Specifically, she concentrated on controlling the microbial pathogen
Pseudomonas areruginosa by using microbial competition, a form of
biological control. This pathogen has been isolated from previous NASA missions
and presents potential problems for future space missions. Matos works with lead scientist William F. Fett and colleagues Gerald
Sapers, Ching-Hsing Liao and Dike Ukuku in the ERRC’s
Plant Science and Technology Research
Unit. Matos’ current research involves using “competitive
exclusion,” a biological control approach, to develop treatments that
suppress the growth of foodborne pathogens, such as Salmonella and E.

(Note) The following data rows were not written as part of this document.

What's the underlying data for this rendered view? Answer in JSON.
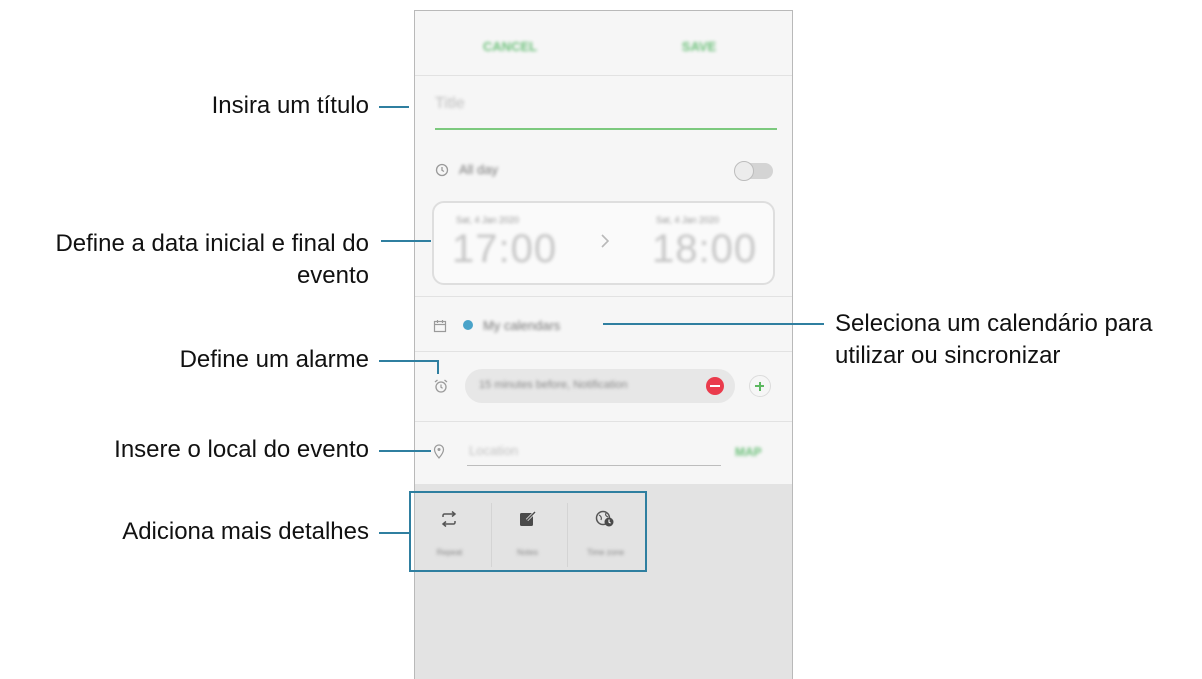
{
  "callouts": {
    "title": "Insira um título",
    "date_line1": "Define a data inicial e final do",
    "date_line2": "evento",
    "calendar_line1": "Seleciona um calendário para",
    "calendar_line2": "utilizar ou sincronizar",
    "alarm": "Define um alarme",
    "location": "Insere o local do evento",
    "details": "Adiciona mais detalhes"
  },
  "phone": {
    "cancel_label": "CANCEL",
    "save_label": "SAVE",
    "title_placeholder": "Title",
    "allday_label": "All day",
    "start_small": "Sat, 4 Jan 2020",
    "start_time": "17:00",
    "end_small": "Sat, 4 Jan 2020",
    "end_time": "18:00",
    "calendar_name": "My calendars",
    "alarm_value": "15 minutes before, Notification",
    "location_placeholder": "Location",
    "map_label": "MAP",
    "details": [
      {
        "label": "Repeat",
        "icon": "repeat-icon"
      },
      {
        "label": "Notes",
        "icon": "notes-icon"
      },
      {
        "label": "Time zone",
        "icon": "timezone-icon"
      }
    ]
  },
  "colors": {
    "accent_green": "#7cc97e",
    "callout_line": "#2f7fa0",
    "calendar_dot": "#4aa3c9"
  }
}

coli O157:H7, on alfalfa sprouts. Scientists explain it as “using good
microorganisms to fight bad microorganisms.” Today, Matos will speak for the second consecutive year at the Kennedy Space
Center’s Spaceflight and Life Sciences
Training Program (SLSTP) about the collaboration. SLSTP is an intensive,
six-week program for undergraduate college students interested in learning how
to successfully design and conduct biological research and operations in space.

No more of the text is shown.